Отказываться я не стал. На такие мероприятия не попасть с улицы, на них приглашают только своих. Наверняка можно будет завести множество знакомств, а таковые мне крайне нужны.

* * *

Появление Боброва в окровавленной одежде наделало в особняке Марьи Алексевны много шуму. Его сразу же уложили в постель, вызвали врача и коллективно жалели. Больше всего хлопотала над ним Александра.

— Петечка, тебе больно? Потерпи, сейчас приедет лекарь. Пить хочешь? Давай подушку поправлю, бедненький.

Бобров картинно страдал, изображал героя и наслаждался вниманием рыжей. Вот и славно — пусть женятся, и Пётр сам следит за своей беспокойной супругой.

Но как забавно тасуется колода отношений! Александра ведь терпеть не могла Боброва поначалу. За время моей поездки на войну между ними появились какие-то дружеские нотки. А после того как Пётр вытащил Сашку из неприятностей, она совершенно переменила мнение о нём. Как говорится, от любви до ненависти один шаг, а обратно и того короче.

За Боброва я не волновался: рана пустяковая, полежит и будет бегать как новенький. А вот меня самого неожиданно придавило. Шум в ушах, взгляд постоянно расфокусировывался, а в коленях чувствовалась слабость. В какой-то момент мне даже пришлось опереться о стенку, чтобы не грохнуться на пол.

Тихонько выскользнув из комнаты, где лежал Бобров, я добрался до гостиной и упал на диван. Да что за ерунда такая? Последствия неожиданных чудес Таланта проявляются? Но вроде нормально всё было, ехал с дуэли полный сил, а тут просто с ног валюсь.

— Костя?

Рядом с диваном бесшумно появилась княгиня и с подозрением оглядела меня.

— Ох! Вы меня напугали, Марья Алексевна.

— А чего это ты бледный такой? Тоже ранен? Ну-ка, снимай камзол.

— Да вы что, какие раны. Отдохнуть присел…

— Тогда почему на тебе лица нет? Дай мне руку, голубь мой. Давай-давай, не стесняйся. Только не говори, что у тебя пальцы от испуга дрожат.

Княгиня ухватила меня за запястье и ошарашенно округлила глаза.

— Костя, скажи мне, ты часом не помирать собрался?

— Да вы что, Марья Алексевна. Просто устал, разнервничался из-за Петра.

— Та-а-а-ак, — она наклонилась надо мной, — смотри мне в глаза. Что там было на дуэли?

— Да ничего такого…

— В глаза смотри, я сказала. Что с Талантом делал?
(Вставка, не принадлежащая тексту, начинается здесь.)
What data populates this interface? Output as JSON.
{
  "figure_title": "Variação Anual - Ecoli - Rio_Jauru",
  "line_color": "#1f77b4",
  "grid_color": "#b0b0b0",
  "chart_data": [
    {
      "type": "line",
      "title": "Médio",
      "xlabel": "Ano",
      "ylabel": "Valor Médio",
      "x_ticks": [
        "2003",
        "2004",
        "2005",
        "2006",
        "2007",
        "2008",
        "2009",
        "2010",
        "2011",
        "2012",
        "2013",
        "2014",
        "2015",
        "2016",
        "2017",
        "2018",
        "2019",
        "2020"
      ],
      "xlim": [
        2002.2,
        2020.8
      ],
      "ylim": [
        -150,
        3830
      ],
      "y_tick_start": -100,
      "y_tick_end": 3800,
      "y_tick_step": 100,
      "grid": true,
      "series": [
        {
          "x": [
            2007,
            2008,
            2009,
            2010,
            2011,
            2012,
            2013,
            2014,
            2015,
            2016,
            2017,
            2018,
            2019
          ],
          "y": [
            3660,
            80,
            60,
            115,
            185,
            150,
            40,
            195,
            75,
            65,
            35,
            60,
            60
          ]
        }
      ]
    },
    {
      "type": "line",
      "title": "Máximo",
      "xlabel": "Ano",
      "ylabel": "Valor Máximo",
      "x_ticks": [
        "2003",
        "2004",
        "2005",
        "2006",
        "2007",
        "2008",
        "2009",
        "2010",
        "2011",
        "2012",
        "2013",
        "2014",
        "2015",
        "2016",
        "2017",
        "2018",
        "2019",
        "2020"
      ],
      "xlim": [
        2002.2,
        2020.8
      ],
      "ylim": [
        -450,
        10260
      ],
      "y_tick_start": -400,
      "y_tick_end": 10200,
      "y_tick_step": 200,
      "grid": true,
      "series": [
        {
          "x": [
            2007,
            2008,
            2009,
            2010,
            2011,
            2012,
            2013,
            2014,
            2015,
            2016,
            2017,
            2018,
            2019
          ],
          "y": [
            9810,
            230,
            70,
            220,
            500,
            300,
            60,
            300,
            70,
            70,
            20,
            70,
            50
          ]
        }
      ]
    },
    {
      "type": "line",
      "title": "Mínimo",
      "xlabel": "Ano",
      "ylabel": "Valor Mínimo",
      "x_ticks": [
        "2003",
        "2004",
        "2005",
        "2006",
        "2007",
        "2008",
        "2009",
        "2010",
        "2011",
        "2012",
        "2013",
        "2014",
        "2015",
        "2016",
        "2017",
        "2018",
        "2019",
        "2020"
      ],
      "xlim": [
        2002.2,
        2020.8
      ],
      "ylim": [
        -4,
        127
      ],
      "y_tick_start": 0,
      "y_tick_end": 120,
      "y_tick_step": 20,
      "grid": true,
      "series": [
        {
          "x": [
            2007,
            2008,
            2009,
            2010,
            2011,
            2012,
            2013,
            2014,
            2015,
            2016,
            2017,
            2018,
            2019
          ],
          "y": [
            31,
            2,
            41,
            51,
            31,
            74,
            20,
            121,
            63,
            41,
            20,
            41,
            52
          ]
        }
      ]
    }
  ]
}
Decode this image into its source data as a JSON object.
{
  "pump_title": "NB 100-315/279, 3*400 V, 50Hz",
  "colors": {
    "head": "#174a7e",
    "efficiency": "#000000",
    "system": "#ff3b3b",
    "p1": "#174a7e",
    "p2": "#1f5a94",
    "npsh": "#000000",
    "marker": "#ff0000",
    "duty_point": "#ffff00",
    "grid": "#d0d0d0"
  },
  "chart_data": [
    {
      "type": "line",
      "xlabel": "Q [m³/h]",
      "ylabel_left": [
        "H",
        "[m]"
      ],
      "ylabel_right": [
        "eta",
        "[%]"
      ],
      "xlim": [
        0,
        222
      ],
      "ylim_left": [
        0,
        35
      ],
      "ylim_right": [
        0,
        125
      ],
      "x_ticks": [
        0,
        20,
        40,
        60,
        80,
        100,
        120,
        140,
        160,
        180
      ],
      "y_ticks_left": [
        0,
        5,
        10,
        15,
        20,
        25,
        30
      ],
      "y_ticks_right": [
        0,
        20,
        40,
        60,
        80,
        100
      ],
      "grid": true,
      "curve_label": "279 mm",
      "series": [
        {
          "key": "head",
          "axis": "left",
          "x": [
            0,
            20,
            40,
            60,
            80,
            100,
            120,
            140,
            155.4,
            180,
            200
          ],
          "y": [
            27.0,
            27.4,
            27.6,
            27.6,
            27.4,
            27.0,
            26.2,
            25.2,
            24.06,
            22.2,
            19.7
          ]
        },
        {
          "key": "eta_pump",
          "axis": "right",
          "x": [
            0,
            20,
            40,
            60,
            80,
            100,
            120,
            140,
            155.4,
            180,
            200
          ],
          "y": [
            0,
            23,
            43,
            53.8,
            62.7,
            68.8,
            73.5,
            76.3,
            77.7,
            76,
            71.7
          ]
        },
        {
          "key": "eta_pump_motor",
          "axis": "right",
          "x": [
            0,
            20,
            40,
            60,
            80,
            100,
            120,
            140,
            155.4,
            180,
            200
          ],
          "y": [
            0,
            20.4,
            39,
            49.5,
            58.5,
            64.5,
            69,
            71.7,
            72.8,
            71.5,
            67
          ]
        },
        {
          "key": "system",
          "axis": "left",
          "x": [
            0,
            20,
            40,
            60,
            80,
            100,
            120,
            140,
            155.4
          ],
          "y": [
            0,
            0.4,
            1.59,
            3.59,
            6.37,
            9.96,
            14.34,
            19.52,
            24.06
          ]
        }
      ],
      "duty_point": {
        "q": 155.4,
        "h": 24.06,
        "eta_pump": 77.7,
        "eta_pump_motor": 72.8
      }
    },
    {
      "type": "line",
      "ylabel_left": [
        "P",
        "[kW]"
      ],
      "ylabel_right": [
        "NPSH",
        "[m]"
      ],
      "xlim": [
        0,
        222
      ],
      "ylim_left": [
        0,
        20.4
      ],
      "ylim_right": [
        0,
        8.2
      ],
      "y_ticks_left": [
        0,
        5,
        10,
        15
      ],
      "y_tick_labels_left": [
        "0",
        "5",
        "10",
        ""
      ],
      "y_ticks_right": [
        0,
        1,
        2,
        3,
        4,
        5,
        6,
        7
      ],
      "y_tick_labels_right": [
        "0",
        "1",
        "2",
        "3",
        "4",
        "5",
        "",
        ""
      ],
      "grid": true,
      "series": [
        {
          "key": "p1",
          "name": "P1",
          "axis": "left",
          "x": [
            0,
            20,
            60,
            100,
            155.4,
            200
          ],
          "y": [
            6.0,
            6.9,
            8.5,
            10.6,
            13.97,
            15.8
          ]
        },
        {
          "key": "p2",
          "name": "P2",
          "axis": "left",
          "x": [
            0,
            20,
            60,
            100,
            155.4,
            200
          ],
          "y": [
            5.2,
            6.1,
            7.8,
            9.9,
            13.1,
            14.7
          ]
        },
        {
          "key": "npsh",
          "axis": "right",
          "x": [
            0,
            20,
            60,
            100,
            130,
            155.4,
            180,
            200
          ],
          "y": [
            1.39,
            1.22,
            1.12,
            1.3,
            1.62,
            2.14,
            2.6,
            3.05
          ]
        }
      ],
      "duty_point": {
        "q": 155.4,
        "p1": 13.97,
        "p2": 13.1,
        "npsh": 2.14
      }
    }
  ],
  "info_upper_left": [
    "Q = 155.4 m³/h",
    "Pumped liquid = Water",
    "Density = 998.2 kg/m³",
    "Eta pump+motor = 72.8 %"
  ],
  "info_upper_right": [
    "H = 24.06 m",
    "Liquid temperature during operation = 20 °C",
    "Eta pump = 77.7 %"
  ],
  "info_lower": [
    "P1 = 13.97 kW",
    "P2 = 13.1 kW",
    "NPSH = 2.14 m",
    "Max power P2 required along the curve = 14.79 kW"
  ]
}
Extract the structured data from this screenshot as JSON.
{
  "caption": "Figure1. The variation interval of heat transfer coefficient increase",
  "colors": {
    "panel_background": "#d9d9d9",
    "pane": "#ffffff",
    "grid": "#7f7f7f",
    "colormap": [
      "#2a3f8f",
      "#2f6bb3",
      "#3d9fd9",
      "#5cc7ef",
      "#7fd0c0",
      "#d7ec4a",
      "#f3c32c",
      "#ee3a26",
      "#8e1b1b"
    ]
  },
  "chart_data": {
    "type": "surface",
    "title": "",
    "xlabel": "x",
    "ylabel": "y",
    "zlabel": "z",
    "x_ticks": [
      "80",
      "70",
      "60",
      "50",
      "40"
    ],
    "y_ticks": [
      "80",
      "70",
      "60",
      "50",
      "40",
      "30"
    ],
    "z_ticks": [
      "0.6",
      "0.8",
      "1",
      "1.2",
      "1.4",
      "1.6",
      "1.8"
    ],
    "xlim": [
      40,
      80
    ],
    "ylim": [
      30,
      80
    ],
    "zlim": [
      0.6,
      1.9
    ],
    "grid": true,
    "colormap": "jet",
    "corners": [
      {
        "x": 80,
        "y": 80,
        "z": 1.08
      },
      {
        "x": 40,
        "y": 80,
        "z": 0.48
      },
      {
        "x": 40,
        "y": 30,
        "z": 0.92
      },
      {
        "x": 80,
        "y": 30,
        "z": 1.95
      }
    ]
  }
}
Пришлось ей рассказать о случившемся и внезапном мини-всемогуществе.

— Вот оно, значит, как, — княгиня нахмурилась. — А что тебе Лукьян говорил про такие вещи?

— Да ничего он не говорил. Только про возвращение Таланта, мол, что заклинания не нужны, можно напрямую работать с эфиром. Никаких особых инструкций он мне не давал.

— Вот же ж, — княгиня выругалась не хуже какого-нибудь ямщика, — ну, я ему всыплю, как в Злобино вернёмся.

— Да что такое-то? Марья Алексевна, в чём дело?

— А то, что ты по тонкой ниточке прошёлся, Костенька. Ещё бы чуток зачерпнул, — большим и указательным пальцами она показала сколько, — напряг Талант на долю силы, и всё. Спалил бы себя дотла, только пепел остался.

— Эээ…

— Думаешь, то, что ты некромант, спасло бы? Спроси у Лукьяна, куда делся Васькин дружок Амбросий. Даже головешки не осталось, как твой дядя рассказывал.

В горле у меня запершило от таких новостей.

— Твой «учитель» может сколько угодно кривиться и ругать заклятья, только их не для удовольствия молодёжь учит. Мне пятьдесят лет было, когда я Талантом принялась напрямую пользоваться. Знаешь почему? Сил много стало, не страшно случайно до дна достать. Это как половником черпать — в бочке дно не скоро покажется, а супницу ты за минуту осушишь. Понял?